Olson asserted that people raising objections to Barrett's Catholic faith are "distorting what Catholics such as Judge Amy Coney Barrett can and should offer to America."

"We are not asking the state to endorse our Catholic faith; we as Catholics and Americans are insisting that what we can prove by reason not be dismissed or stifled. Orthodox Catholics live that moral tradition and offer it to others. We cannot do otherwise," he concluded.

Olson is not the first Catholic bishop to speak out against a perceived anti-Catholic bigotry in the rhetoric surrounding Barrett's nomination.

Archbishop Charles Chaput, emeritus Archbishop of Philadelphia, wrote in a Sept. 29 essay that "positioning dissenting Catholics as 'mainstream Americans' and believing Catholics as 'extremists'" is now a "common and thoroughly dishonest culture war technique," and "a particular affront to the free exercise of religion."

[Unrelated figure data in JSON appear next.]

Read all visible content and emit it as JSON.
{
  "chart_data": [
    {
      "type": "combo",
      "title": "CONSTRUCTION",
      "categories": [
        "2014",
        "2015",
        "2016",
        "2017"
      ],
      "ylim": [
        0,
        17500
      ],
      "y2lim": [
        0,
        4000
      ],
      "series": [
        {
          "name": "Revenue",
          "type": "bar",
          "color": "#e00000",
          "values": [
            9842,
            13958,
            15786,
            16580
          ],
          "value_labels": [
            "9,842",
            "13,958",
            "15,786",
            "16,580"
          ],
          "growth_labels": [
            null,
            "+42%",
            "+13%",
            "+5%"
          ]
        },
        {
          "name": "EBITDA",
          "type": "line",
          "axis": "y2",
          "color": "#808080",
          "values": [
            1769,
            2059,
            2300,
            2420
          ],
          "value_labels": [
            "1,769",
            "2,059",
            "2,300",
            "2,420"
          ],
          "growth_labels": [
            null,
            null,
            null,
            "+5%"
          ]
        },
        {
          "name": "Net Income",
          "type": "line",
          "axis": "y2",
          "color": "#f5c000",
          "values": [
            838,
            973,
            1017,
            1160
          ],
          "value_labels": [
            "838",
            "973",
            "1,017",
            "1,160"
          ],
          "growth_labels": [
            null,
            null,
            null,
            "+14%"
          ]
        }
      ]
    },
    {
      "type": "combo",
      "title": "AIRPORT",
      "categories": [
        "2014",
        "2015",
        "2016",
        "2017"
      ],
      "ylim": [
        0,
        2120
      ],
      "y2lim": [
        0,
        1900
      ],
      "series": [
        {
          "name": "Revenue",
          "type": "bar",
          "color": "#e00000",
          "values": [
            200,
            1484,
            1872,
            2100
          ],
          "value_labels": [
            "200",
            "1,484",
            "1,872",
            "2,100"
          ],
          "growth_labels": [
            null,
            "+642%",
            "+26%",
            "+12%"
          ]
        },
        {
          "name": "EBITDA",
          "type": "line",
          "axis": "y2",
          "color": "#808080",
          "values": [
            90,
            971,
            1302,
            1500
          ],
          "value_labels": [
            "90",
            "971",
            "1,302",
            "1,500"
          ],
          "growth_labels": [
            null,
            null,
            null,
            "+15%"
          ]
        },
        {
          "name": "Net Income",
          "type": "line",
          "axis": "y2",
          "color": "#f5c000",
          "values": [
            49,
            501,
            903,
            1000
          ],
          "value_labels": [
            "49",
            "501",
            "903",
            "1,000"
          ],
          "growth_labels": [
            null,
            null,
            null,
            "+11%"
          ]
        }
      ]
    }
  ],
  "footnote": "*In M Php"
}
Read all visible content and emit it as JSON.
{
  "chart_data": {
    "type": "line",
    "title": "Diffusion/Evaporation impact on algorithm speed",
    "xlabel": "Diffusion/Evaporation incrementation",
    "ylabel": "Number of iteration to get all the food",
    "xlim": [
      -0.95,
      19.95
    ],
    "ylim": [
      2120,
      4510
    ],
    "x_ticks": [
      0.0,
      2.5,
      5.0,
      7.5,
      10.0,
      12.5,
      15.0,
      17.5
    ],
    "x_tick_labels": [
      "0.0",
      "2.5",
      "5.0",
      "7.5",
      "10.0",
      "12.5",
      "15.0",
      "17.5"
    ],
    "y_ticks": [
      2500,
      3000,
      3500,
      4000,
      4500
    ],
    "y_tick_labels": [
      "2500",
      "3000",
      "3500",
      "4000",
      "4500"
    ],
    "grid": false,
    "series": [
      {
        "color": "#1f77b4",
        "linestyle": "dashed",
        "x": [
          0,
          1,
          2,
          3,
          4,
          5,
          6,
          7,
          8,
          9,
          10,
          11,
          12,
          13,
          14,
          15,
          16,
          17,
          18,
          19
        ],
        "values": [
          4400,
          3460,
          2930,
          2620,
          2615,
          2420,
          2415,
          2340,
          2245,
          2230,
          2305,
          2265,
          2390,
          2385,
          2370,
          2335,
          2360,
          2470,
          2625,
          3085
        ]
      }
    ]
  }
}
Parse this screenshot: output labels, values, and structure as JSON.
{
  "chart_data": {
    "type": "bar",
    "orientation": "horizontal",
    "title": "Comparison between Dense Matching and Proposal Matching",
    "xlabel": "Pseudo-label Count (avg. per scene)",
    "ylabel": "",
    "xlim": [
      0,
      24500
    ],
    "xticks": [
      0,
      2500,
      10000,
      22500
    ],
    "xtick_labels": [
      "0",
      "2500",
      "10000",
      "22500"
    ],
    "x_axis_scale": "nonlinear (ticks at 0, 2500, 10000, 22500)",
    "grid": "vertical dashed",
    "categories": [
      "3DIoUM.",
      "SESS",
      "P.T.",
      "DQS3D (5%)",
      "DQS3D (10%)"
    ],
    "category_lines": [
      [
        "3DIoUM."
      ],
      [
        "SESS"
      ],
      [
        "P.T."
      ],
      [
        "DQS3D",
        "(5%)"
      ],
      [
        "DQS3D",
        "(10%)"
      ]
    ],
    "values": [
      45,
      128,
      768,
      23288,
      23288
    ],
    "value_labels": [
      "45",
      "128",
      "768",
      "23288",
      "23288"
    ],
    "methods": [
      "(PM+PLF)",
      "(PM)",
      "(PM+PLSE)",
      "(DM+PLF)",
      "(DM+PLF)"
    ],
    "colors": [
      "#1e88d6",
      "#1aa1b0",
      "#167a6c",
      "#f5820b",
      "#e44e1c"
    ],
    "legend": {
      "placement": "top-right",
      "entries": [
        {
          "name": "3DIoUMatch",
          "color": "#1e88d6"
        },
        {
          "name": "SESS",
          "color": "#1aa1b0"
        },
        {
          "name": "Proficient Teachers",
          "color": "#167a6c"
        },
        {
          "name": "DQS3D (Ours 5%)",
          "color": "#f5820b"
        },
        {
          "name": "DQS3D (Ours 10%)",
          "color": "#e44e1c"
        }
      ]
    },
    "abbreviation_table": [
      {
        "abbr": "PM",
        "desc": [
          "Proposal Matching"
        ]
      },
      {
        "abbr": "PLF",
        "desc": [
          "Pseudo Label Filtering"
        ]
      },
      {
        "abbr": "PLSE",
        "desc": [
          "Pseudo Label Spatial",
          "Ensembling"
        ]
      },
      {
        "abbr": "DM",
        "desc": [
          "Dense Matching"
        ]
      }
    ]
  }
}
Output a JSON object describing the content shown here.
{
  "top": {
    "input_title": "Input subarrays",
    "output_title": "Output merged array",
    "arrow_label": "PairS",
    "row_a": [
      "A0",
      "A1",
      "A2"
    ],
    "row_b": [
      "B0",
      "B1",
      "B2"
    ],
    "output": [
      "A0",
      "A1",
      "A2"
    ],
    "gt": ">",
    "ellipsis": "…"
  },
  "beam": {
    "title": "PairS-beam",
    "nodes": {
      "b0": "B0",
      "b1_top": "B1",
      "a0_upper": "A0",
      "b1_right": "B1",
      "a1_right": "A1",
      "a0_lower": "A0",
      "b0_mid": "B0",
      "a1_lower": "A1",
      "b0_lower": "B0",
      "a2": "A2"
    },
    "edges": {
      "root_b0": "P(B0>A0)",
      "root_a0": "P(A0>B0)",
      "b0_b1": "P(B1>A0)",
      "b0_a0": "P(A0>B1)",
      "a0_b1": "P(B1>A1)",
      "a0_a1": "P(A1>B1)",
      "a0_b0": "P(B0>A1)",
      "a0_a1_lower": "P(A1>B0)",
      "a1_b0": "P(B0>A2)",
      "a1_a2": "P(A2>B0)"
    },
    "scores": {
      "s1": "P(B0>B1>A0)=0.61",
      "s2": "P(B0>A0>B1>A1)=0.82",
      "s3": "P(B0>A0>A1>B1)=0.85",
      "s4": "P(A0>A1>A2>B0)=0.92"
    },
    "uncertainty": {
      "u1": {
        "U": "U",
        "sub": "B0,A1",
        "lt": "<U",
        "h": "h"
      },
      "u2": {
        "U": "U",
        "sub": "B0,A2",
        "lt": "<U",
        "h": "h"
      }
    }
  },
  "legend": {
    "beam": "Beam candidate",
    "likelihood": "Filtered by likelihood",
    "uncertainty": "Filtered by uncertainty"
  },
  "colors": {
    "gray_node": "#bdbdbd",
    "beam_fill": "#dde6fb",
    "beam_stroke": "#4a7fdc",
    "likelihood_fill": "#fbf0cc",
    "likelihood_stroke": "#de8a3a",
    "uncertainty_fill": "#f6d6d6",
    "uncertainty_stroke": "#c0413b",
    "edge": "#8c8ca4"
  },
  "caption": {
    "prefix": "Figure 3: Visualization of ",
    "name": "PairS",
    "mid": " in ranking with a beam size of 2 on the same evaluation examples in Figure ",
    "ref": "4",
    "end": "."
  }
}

He said that the present "hostility toward those who support Catholic teaching" should not only concern Catholics in the United States, but also "anyone who values the First Amendment."

Archbishop Thomas Wenski of Miami, the new leader of the U.S. Catholic bishops on religious liberty, recently warned of a "soft despotism" of religious intolerance in the U.S. Hostility to public Catholicism is "treating us as somehow less worthy of full participation in the benefits of American life," he said.